Monthly Gateway Timeout

dubstep · March 4, 2011, 10:14am

Hi All

I’m experiencing a very strange network problem that occurs every four
to six weeks and lasts for approximately one hour. I can not manually
provoke the problem and, during this very hour, I can not resolve it
even with rebooting the server. Even stranger, two physically separated
servers suffer from the same problem at the same time. Both servers use
nginx as SSL reverse proxy. Each server has disjunct domains to handle.

During one hour, we just see: Nginx - Gateway Timout. After one hour, it
suddenly works again. It started around four months ago. Note that all
other network traffic is not affected, only nginx HTTPS and HTTP.

So, what’s in common with both servers:

Hardware (UltraSPARC T2 Plus).
OS (Solaris 10 U9 latest patch level).
Time (both servers use the exact same NTP-controlled time).
Switch.
Firewall (I replaced the firewall four weeks ago, the error still
just appeared).
Nginx 0.8.46-0.8.54, same configuration but for different domains
internally hosted at different servers, compiled with Solaris OpenSSL.

I observed that nginx, during this mysterious hour, mistakenly proxies
the requests back to the original IP on random ports instead of the
proxy IP and that these requests are blocked by the firewall.

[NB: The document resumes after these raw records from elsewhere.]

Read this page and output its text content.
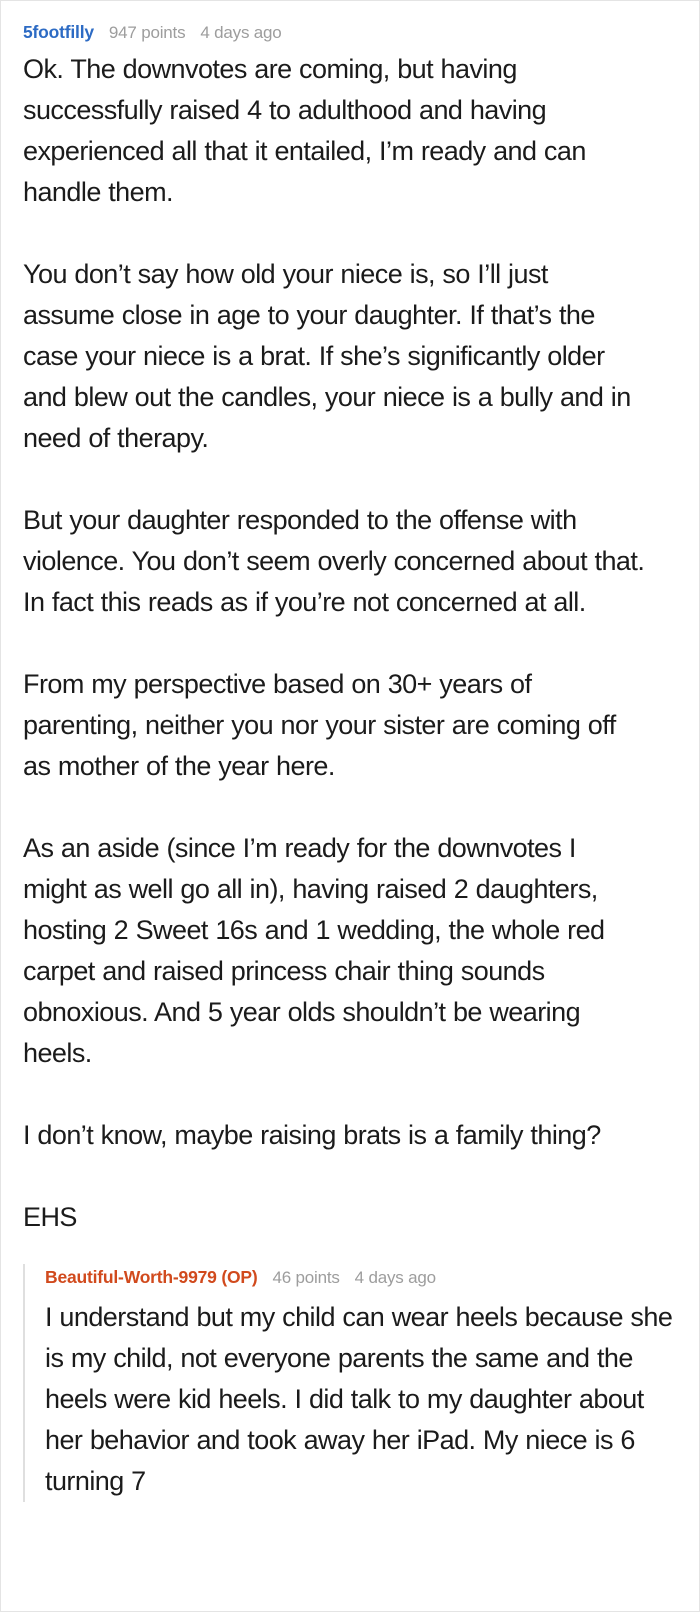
5footfilly 947 points 4 days ago

Ok. The downvotes are coming, but having successfully raised 4 to adulthood and having experienced all that it entailed, I’m ready and can handle them.

You don’t say how old your niece is, so I’ll just assume close in age to your daughter. If that’s the case your niece is a brat. If she’s significantly older and blew out the candles, your niece is a bully and in need of therapy.

But your daughter responded to the offense with violence. You don’t seem overly concerned about that. In fact this reads as if you’re not concerned at all.

From my perspective based on 30+ years of parenting, neither you nor your sister are coming off as mother of the year here.

As an aside (since I’m ready for the downvotes I might as well go all in), having raised 2 daughters, hosting 2 Sweet 16s and 1 wedding, the whole red carpet and raised princess chair thing sounds obnoxious. And 5 year olds shouldn’t be wearing heels.

I don’t know, maybe raising brats is a family thing?

EHS

Beautiful-Worth-9979 (OP) 46 points 4 days ago

I understand but my child can wear heels because she is my child, not everyone parents the same and the heels were kid heels. I did talk to my daughter about her behavior and took away her iPad. My niece is 6 turning 7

Because two different machines are affected at the same time and it
cannot be resolved by a restart of nginx or a reboot of the whole
server, and it resolves itself after approximately one hour, my guess is
that some time-dependent error occurs in nginx.

I will replace nginx with apache to verify the problem actually is nginx
and not the OS, switch are whatever and then wait and hope

Does anyone have an idea how to locate or investigate this problem?

Kind regards,
Marc

Posted at Nginx Forum:

Marc_Kramis · March 4, 2011, 11:04am

Hello!

On Fri, Mar 04, 2011 at 04:12:59AM -0500, Marc Kramis wrote:

suddenly works again. It started around four months ago. Note that all
other network traffic is not affected, only nginx HTTPS and HTTP.

So, what’s in common with both servers:

Hardware (UltraSPARC T2 Plus).

Some endianness issue?..

proxy IP and that these requests are blocked by the firewall.

Because two different machines are affected at the same time and it
cannot be resolved by a restart of nginx or a reboot of the whole
server, and it resolves itself after approximately one hour, my guess is
that some time-dependent error occurs in nginx.

I will replace nginx with apache to verify the problem actually is nginx
and not the OS, switch are whatever and then wait and hope

Does anyone have an idea how to locate or investigate this problem?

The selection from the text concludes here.